In the United States, women are paid about 20% less than men. According to the American Association of University Women, at this rate, national pay equity will not be achieved until 2152.
Earnings ratios vary state to state and student debt has been contributing to the lack of progress. Statistically, the pay gap is even worse for women of color. Black women make 37 percent less and Hispanic women are paid 46 percent less than whites.
Ratios vary by industry as well, and tech has progress to make. According to an evaluation by Hired, female candidates in the field are offered an average of four percent less than their male counterparts, and "63 percent of the time women receive lower salary offers than men for the same job at the same company."

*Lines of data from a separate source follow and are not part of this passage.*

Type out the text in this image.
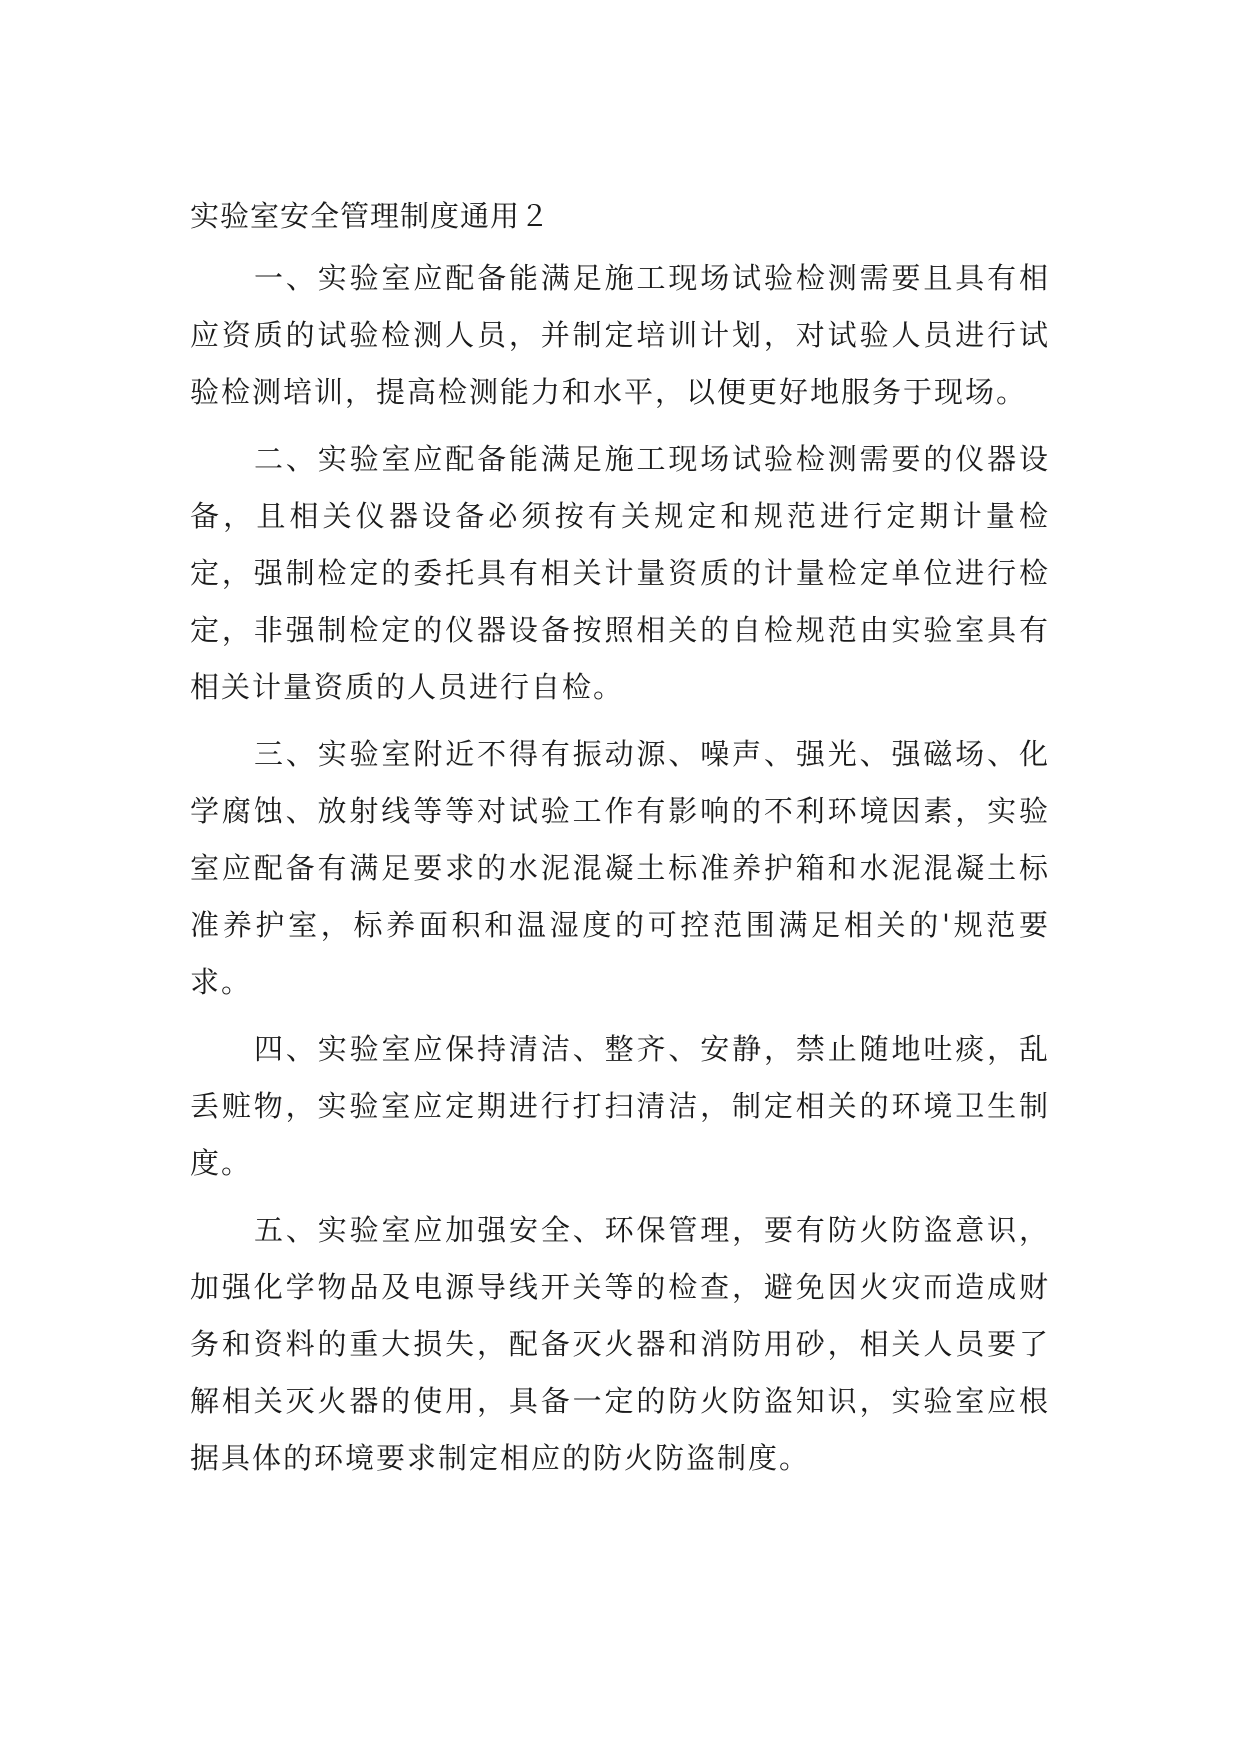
实验室安全管理制度通用２

一、实验室应配备能满足施工现场试验检测需要且具有相应资质的试验检测人员，并制定培训计划，对试验人员进行试验检测培训，提高检测能力和水平，以便更好地服务于现场。

二、实验室应配备能满足施工现场试验检测需要的仪器设备，且相关仪器设备必须按有关规定和规范进行定期计量检定，强制检定的委托具有相关计量资质的计量检定单位进行检定，非强制检定的仪器设备按照相关的自检规范由实验室具有相关计量资质的人员进行自检。

三、实验室附近不得有振动源、噪声、强光、强磁场、化学腐蚀、放射线等等对试验工作有影响的不利环境因素，实验室应配备有满足要求的水泥混凝土标准养护箱和水泥混凝土标准养护室，标养面积和温湿度的可控范围满足相关的'规范要求。

四、实验室应保持清洁、整齐、安静，禁止随地吐痰，乱丢赃物，实验室应定期进行打扫清洁，制定相关的环境卫生制度。

五、实验室应加强安全、环保管理，要有防火防盗意识，加强化学物品及电源导线开关等的检查，避免因火灾而造成财务和资料的重大损失，配备灭火器和消防用砂，相关人员要了解相关灭火器的使用，具备一定的防火防盗知识，实验室应根据具体的环境要求制定相应的防火防盗制度。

Equal Pay Day aims to raise awareness of this issue. To commemorate it, and to help solve the underlying problem, here are what some top tech leaders are doing.
1) Sheryl Sandberg, COO of Facebook and founder of Lean In
In honor of Equal Pay Day, Sandberg launched the #20percentCounts campaign via her organization Lean In, which also partnered with other companies to offer 20 percent discounts and raise awareness through social media. Companies participating include LUNA, Lyft and P&G.
"Equal pay is essential to the goal of gender equality," Sandberg says in a news release about the campaign. "This issue speaks to how we value women's labor, knowledge, time, training, and so much more. In short, it's about women's worth. There's nothing more fundamental than that."
2) Marc Benioff, CEO of Salesforce
In 2015, Benioff spent $3 million to close Saleforce's pay gap. And he just announced that will spend another $3 million this year to advance the goal.
"I'm proud of the strong stance we're taking as a company and of the hard work that has gone into building our approach to equal pay. We are on a journey to improving equality at Salesforce," wrote Salesforce Executive Cindy Robbins in a blog post.
3) Sundar Pichai, CEO of Google
Google announced via Twitter that the company closed the pay gap among their workers globally. The company is now sharing their methods with other companies on how they managed it.
In its tweet, the company says, "Let's make every day #EqualPayDay."
Senator Kamala Harris published an op-ed in Teen Vogue today voicing her support of equal pay and the tech companies that have made progress in closing the gap.
In the op-ed, she takes note of the efforts of women and politicians before her but acknowledges that much remains to be done. "A 20-year-old woman today would lose $418,800 in wages over her career compared with a male counterpart," writes Harris.